Forgiveness is not ours to achieve. We cannot “earn” it. The fact is. the person I wanted so desperately to love again was already forgiven – by our Savior and Redeemer, the Lord Jesus Christ. HE had forgiven this person. HE loved them. And if I ever hoped to feel that way, I had to ask for that gift. I could not hum my way ouf of it. I could not read my way out of it. I certainly couldn’t serve my way out of my anger.

My fury was a wall I had been pushing for so long, determined to make move. I had exhausted myself trying to do the impossible. I had to step aside, admitting that I was powerless to budge it, and let the Master take over.

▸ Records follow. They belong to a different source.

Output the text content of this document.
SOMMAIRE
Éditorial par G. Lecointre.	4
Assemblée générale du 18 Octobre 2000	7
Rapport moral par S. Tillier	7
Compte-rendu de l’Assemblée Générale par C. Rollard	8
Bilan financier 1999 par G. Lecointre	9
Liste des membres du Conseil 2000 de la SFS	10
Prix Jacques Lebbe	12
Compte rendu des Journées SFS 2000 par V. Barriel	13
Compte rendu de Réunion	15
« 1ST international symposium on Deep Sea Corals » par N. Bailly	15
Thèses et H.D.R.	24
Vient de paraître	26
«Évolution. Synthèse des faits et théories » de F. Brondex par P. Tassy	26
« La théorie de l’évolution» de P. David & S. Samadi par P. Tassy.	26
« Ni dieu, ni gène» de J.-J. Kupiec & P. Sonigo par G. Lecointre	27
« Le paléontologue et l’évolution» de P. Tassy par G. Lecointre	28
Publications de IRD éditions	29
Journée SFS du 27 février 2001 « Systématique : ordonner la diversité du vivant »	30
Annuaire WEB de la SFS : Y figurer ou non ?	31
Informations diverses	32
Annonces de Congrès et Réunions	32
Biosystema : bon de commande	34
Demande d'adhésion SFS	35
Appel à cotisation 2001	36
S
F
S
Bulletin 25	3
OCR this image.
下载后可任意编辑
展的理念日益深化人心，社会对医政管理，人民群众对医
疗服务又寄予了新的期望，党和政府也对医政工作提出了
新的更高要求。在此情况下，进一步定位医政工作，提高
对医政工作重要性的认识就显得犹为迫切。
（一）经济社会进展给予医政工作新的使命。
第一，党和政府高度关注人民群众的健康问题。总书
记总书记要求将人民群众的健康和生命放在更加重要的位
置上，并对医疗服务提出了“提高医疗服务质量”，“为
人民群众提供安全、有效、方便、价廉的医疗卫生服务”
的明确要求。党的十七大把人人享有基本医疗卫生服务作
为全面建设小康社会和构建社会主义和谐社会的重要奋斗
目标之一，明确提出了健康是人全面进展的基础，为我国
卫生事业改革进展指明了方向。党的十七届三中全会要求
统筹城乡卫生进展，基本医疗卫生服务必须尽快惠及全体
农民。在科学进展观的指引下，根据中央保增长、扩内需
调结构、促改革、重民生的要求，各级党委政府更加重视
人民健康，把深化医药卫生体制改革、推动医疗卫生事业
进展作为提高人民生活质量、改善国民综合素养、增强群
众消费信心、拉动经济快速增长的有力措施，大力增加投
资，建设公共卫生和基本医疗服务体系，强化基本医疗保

“Applying the Atonement” – that ubiquitous cure-all – meant acknowledging my inability to fix my problems. It wasn’t a weakness issue; it was a capacity issue. I was unable to forgive this person because he was already forgiven. I could not find a solution; it was already found. I had to release the mental dam I had built in my head and tap into the flood of love and charity that was waiting for both of us – me, and the subject of my suffering.

Once I stopped trying to fix it myself, my prayers changed. My heart changed. Almost overnight, the dark burden of anger I had been shouldering for so long disappeared. In its place, love and compassion swelled. Where there was darkness, light shone. Where once I had slumped under the heavy weight of anger, “walking on air” took new meaning.

That infinite, incomprehensible suffering that Christ experienced in the Garden of Gethsemane covers all. All. My mortal mind may not comprehend the how, but my heart fully understands the why. Because the Savior of mankind loves us. And that is enough.